Leaving Henstridge he routed via Lydd before crossing the Channel. On the journey, Richard encountered strong and very cold headwinds but, wrapped up in a Sidcot suit and thick German flying boots, he managed to get to his home base near Prague on 21 January.
Built in 1939, N9503 was flown by several RAF Flying Schools from December 1939 until October 1951. Registered G-ANFP two years later, the Tiger Moth had been converted for agricultural use by January 1959 but crashed a few months later.
The remains were passed around until the derelict fuselage was taken into care by the Mosquito Aircraft Museum in November 1975. Wessex Strut member Graham Horn acquired ‘FP in 1999 and started the rebuild, before Kevin Crumplin bought it fourteen years later and successfully restored it to its wartime configuration as N9503.
Kevin explained: “Having built a number of aircraft (RV-6, Sherwood Rangers and a Starduster) I became caught up in the Tiger Moth restoration and flying world which has resulted so far in the restoration of the five Tiger Moths.”
The first, G-AMIV/R5246 was completed in mid 2011 and sold to the Air Fighter Academy/Hangar 10 at Heringsdorf, Germany the following year.
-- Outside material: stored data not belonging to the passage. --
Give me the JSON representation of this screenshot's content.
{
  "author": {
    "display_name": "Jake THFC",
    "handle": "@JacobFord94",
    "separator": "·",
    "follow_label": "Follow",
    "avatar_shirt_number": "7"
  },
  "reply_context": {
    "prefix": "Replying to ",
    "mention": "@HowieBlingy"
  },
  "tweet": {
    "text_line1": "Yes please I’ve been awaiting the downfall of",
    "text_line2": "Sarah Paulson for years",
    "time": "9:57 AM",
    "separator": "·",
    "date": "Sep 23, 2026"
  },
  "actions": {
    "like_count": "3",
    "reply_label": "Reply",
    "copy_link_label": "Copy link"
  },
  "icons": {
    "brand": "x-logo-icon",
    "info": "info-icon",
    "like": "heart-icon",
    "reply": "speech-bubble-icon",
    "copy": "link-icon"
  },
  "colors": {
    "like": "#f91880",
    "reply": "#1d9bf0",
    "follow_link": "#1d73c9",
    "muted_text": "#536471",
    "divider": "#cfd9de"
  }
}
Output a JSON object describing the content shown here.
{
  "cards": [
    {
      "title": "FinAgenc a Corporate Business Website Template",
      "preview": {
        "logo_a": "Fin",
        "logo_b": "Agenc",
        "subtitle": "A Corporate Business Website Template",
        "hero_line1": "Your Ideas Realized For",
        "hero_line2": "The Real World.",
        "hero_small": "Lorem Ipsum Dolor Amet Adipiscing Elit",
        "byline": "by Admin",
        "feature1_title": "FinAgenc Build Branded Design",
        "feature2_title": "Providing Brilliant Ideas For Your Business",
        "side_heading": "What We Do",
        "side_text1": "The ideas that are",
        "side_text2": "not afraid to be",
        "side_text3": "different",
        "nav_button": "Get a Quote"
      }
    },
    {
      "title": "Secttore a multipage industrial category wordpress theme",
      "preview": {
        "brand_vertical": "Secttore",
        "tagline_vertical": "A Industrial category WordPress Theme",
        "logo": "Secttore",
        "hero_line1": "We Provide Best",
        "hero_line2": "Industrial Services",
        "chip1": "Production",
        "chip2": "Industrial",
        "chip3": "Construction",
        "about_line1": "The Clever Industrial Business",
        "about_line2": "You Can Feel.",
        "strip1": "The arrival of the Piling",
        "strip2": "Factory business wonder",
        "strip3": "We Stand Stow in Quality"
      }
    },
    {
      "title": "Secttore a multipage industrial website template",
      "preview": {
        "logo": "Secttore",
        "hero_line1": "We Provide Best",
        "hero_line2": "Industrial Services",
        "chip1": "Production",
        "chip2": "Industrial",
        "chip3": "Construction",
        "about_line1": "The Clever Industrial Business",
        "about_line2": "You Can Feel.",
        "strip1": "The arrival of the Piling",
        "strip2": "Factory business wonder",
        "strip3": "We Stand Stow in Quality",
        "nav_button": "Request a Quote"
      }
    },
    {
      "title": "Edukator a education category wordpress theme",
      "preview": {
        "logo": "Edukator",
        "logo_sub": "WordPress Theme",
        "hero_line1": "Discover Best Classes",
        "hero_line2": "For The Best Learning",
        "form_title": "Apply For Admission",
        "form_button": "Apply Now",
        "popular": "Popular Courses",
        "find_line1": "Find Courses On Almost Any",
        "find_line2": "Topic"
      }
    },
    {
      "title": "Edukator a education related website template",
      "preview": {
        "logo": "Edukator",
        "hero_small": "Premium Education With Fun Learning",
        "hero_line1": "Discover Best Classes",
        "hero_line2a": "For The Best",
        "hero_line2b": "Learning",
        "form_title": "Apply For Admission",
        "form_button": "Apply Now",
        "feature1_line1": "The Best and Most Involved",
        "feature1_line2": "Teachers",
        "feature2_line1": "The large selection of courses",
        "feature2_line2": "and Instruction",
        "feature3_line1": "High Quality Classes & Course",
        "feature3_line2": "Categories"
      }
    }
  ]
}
This was followed by G-ANEW/NM138 (fitted with anti-spin strakes); G-ADWJ/BB803; G-ALWS/N9328, now owned by Jim Norris but still based at Henstridge; and G-ANFP/N9503.
A sixth Tiger Moth, G-BWMK/T8191, which was flown by Kevin when he was learning to fly with the Navy at Plymouth in 1960, is currently in his workshop, along with a Gipsy Moth.
“After selling two, I decided to keep the other three and set up ‘Tiger Moth Training’ to ensure that the Tigers could pay for their basic costs and remain active at Henstridge,” Kevin added.